UD’s Feng Jiao wins DOE funding to produce alcohols from CO2 flue gas
Modern society’s extensive use of fossil fuels has led to unprecedented atmospheric carbon dioxide levels with widespread climate impacts.
Carbon dioxide capture and sequestration is one of the technologies under investigation to mitigate CO2 emissions associated with coal-fired power plants.
However, according to the University of Delaware’s Feng Jiao, large-scale CO2 sequestration poses risks to the environment from leakage. Other disadvantages include limited efficient geological repositories and high transportation and compression costs.
In contrast, the use of CO2 as a cheap carbon feedstock for the production of fuels and chemicals has a number of economic and environmental advantages.
Jiao recently received a $1 million grant from the U.S. Department of Energy to investigate this alternative.
The grant, “Electrochemical Conversion of Carbon Dioxide to Alcohols,” was awarded through the National Energy Technology Laboratory.
Jiao explains that the proposed technology is an integrated electrolyzer system that takes flue gas from the power plant and produces multi-carbon alcohols through a two-stage electrolysis process.
“This is the first integrated electrolysis system that can produce high-concentration alcohols using the CO2 from flue gas,” he says. “Successful completion of this project will offer society a new approach to utilize greenhouse gas CO2 from coal-fired power plants as a chemical stock to produce valuable chemicals, such as ethanol and propanol. This is an approach that offers numerous benefits in terms of environmental and economic impacts.”

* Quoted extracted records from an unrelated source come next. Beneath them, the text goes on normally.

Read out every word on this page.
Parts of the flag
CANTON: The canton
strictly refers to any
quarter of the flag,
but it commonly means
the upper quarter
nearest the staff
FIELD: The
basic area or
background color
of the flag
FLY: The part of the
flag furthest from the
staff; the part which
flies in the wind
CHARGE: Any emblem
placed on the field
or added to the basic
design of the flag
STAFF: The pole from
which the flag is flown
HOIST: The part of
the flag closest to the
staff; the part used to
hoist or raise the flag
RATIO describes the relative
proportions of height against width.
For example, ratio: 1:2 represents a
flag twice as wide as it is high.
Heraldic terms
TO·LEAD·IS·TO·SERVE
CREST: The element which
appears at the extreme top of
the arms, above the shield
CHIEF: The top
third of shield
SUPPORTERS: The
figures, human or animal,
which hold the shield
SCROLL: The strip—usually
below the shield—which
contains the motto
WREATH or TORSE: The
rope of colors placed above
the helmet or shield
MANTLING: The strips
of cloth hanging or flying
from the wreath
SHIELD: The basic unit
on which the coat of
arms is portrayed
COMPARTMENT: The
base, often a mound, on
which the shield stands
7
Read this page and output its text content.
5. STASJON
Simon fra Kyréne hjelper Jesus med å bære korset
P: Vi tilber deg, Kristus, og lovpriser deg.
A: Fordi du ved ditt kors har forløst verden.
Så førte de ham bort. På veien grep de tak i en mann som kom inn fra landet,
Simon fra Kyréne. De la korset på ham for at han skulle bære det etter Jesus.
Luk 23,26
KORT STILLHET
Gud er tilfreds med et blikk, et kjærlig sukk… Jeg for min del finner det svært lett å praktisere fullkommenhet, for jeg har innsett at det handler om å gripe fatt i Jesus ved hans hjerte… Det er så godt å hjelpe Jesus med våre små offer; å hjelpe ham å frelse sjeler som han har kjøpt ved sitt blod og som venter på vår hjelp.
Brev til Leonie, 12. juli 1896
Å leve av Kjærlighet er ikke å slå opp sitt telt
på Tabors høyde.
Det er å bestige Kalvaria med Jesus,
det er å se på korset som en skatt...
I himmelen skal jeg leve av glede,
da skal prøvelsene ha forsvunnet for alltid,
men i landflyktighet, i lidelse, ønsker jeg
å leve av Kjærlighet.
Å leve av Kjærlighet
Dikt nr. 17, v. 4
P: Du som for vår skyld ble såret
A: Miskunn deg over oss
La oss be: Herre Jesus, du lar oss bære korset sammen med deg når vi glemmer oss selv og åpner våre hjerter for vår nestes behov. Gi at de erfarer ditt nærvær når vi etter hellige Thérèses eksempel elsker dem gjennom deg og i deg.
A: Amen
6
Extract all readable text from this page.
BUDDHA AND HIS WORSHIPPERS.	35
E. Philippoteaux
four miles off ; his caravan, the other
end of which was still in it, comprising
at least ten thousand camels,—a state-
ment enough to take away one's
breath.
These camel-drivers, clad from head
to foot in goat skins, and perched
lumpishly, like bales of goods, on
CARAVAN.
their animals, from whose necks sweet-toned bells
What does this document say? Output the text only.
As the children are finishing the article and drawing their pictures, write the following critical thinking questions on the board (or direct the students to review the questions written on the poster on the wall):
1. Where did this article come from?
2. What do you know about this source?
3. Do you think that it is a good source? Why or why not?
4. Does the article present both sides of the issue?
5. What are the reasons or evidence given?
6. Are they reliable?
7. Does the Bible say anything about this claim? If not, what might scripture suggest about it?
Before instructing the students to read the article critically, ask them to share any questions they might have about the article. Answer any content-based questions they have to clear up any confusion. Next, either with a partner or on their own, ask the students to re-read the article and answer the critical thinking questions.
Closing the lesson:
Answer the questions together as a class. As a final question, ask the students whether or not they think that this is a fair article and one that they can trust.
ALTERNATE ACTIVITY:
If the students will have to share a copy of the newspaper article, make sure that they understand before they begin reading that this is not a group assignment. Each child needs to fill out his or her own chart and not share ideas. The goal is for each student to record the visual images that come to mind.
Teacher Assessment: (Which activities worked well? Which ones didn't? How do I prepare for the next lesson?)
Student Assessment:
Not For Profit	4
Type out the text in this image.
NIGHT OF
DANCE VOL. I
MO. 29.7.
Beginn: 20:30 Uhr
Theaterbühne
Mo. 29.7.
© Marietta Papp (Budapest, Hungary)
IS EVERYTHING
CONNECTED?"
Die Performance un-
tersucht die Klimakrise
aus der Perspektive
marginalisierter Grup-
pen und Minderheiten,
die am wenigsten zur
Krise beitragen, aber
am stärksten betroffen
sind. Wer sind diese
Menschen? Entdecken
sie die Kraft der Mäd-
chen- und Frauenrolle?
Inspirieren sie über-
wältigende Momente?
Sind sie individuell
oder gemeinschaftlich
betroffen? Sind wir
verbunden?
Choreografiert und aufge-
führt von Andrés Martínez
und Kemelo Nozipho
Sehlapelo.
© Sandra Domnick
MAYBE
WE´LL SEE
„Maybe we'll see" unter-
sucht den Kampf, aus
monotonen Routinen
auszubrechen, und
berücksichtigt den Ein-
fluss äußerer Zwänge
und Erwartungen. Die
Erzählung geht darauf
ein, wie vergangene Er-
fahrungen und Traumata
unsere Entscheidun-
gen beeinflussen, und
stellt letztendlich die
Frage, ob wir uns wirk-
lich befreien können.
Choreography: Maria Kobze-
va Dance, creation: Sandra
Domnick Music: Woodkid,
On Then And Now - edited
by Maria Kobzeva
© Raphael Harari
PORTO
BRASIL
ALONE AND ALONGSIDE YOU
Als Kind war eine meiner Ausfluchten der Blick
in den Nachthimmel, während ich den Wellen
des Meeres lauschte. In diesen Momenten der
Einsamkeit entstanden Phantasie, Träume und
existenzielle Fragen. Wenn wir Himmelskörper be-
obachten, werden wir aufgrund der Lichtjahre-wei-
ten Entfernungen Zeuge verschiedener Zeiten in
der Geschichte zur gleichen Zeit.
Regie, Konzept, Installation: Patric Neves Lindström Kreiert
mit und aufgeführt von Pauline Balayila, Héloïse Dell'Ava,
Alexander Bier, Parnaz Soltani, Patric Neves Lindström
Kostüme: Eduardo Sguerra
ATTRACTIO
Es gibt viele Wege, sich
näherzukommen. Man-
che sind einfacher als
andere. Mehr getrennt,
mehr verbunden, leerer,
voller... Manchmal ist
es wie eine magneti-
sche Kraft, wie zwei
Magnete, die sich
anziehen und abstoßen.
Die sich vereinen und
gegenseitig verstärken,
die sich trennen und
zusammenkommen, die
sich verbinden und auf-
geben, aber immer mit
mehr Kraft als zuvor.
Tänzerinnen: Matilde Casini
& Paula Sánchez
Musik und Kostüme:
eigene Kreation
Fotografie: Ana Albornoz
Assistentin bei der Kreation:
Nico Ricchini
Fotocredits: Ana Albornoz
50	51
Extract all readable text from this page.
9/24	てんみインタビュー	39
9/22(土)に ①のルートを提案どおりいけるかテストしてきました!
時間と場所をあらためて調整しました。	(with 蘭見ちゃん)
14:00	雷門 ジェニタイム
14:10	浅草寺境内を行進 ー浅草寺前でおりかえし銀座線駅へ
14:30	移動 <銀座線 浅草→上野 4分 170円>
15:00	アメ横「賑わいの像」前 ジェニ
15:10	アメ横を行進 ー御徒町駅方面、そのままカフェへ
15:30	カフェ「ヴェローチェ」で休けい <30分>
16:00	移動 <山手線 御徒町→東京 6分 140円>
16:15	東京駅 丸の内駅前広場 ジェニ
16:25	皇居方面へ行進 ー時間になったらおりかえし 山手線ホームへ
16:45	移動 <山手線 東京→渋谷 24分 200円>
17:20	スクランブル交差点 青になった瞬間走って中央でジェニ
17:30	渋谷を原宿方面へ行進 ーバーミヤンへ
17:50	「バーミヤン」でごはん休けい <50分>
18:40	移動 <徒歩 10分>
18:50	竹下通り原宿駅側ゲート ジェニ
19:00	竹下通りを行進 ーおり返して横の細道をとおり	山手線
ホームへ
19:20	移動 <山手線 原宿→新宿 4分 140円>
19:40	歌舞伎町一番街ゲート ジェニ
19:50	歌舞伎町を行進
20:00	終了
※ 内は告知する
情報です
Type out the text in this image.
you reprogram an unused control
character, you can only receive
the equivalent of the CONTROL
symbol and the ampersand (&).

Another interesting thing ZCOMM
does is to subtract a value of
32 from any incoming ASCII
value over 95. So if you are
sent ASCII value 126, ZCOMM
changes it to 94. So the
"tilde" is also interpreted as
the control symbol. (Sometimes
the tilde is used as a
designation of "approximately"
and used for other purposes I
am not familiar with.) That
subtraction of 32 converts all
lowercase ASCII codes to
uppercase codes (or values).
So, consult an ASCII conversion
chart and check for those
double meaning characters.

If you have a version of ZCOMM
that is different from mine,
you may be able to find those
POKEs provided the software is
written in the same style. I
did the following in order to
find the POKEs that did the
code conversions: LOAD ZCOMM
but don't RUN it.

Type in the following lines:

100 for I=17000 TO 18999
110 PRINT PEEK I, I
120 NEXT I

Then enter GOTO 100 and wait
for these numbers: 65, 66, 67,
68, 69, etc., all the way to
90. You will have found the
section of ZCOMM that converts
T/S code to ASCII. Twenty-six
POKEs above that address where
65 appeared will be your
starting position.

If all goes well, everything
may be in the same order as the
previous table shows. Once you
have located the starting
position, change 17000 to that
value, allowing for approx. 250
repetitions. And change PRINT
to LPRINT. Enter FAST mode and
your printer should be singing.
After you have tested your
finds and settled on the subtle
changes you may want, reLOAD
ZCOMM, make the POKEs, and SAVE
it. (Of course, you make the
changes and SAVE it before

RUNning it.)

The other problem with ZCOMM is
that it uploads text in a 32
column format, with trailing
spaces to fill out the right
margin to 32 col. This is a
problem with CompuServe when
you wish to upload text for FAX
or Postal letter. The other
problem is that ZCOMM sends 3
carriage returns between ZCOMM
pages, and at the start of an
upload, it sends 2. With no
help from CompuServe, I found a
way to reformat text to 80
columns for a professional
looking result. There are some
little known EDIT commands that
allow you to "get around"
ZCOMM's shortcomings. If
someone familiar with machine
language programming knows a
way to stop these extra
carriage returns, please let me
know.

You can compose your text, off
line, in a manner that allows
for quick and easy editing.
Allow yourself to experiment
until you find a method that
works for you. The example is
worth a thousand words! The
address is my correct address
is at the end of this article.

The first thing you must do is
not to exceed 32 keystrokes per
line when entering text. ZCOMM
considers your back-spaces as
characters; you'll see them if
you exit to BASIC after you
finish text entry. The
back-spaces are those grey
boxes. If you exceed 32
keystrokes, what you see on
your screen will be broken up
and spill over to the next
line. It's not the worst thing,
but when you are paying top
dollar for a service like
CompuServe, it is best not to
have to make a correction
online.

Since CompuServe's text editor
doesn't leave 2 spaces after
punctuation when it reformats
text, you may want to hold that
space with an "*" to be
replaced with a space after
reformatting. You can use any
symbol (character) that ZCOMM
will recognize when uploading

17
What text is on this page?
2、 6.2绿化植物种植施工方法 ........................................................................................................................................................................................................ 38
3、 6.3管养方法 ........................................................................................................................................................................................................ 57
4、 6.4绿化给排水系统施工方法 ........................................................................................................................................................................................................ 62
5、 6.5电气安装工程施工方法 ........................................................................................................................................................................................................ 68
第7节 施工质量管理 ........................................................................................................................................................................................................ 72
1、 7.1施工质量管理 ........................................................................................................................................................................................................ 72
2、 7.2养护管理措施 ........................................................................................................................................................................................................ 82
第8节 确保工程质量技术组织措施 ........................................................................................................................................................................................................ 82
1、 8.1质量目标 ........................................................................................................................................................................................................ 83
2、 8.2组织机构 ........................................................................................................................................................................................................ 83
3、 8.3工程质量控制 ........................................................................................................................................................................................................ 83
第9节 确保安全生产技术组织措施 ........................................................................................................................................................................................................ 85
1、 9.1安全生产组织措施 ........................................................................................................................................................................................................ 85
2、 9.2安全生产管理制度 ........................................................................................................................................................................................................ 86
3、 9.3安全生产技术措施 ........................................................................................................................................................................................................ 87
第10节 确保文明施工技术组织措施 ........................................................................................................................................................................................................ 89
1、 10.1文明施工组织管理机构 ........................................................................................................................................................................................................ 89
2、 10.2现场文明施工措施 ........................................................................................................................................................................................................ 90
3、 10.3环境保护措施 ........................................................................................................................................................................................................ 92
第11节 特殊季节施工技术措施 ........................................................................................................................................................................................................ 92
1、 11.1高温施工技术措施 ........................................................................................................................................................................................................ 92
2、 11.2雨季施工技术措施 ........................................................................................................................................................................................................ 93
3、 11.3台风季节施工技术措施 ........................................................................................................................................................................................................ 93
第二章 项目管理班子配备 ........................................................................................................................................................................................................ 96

The three-year effort involves electrocatalyst development, system design and evaluation, and investigation of compatibility with simulated flue gas from coal-fired power plants.
About the professor
Feng Jiao joined UD in 2010. In addition to his faculty role as an assistant professor in the Department of Chemical and Biomolecular Engineering, he is affiliated with the Center for Catalytic Science and Technology.
His research interests include developing clean, sustainable and environmental friendly energy supplies by combining catalysis, materials science and electrochemistry to address current energy conversion and storage challenges.
In January 2014, he and his team reported the development of a nanoporous silver catalyst capable of electrochemically converting carbon dioxide to carbon monoxide with 92 percent efficiency. Silver offers high selectivity, costs much less than other precious metal catalysts, and remains stable under harsh catalytic environments. The breakthrough was documented in a paper published in Nature Communications.
Later in 2014, Jiao received a National Science Foundation Career Award to support his research on the use of bimetallic catalysts for converting carbon dioxide to carbon monoxide.